In der Anhörung wurde auch die Auffassung vertreten, dass dieser Gesetzentwurf nicht geeignet ist, den gewünschten Schutz von Hinweisgebern in irgendeiner Weise sicherzustellen, da der wesentliche Regelungsinhalt einer bundespolitischen Lösung bedarf. Es wurde auch deutlich, dass mit der beabsichtigten Regelung im § 68 a und dem Tatbestandsmerkmal „nach ihrer Auffassung“ dem Thema Denunziation Tür und Tor geöffnet ist. Ich möchte in diesem Hohen Hause ganz deutlich sagen, dass wir als CDU-Fraktion allen Forderungen nach Regelungen, die diesen Charakter tragen, klar entgegentreten, egal in welchem Bereich. Wir fördern in unserer Gesellschaft das Miteinander.
Letzter Punkt, der mich besonders bewegt: Mit diesem Gesetz wollen Sie bei der öffentlichen Auftragsvergabe die teilnehmenden Firmen zwingen, ein unternehmens- und betriebsinternes Hinweisgebersystem nachzuweisen. Sie schaffen damit einen weiteren zwingenden Ausschlussgrund für die Vergabe. Meine Damen und Herren von den GRÜNEN, an dieser Stelle muss ich Ihnen leider sagen, dass Sie die Bodenhaftung für die echten Probleme in unserem Land völlig verloren haben.
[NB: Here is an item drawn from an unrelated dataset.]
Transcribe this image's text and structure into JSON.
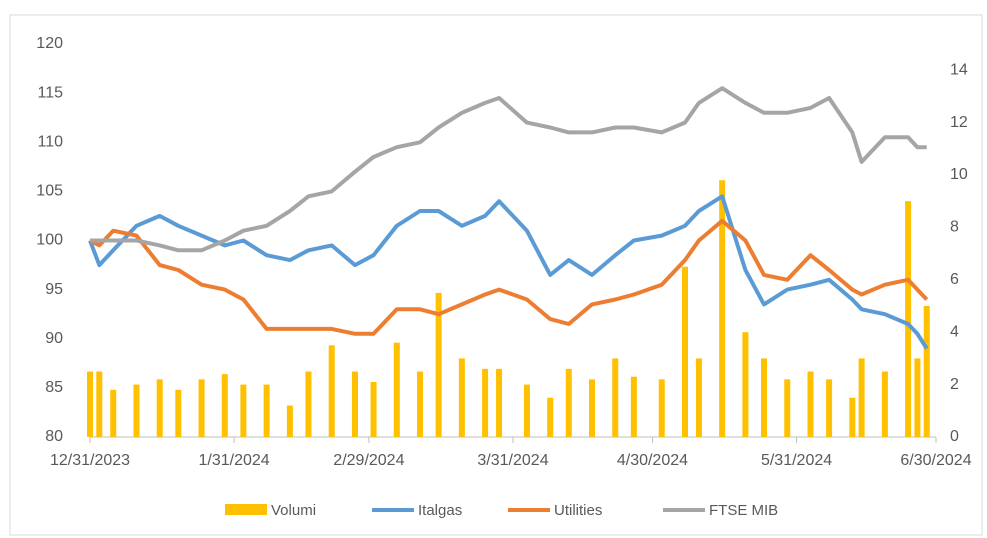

In einer Zeit, in der der bürokratische Aufwand für die Unternehmer – und damit meine ich die vielen fleißigen Mittelständler und Handwerker in unserem Land – ein inakzeptables Maß erreicht hat, kommen Sie mit solch einem Vorschlag um die Ecke. Aus meiner Erfahrung haben unsere Firmen in Sachsen eine interne Führungs- und Unternehmenskultur, die ein von außen künstlich aufgestülptes System – wie Sie es wollen und letztendlich hier fordern – nicht benötigen.
Es wird im vertrauensvollen Umgang miteinander besprochen, wenn etwas nicht stimmt, und selbstverständlich gibt es auch Konsequenzen, wenn dem so ist. Ihr Gesetz braucht man dafür nicht. Es gilt der alte Handelsbrauch des Kaufmanns: Ein ordentlicher Kaufmann verhält sich auch ordentlich.
Sie aber schränken in Ihrem Gesetzentwurf nicht ein auf größere Unternehmen, sondern Sie wollen alle treffen. Das ist ein Angriff auf das sächsische Handwerk und den Mittelstand, und das dulden wir nicht.
Wir wollen keine neuen grünen bürokratischen Hürden. Meine Damen und Herren! Aus diesem Grund werden wir Ihren Gesetzentwurf ablehnen.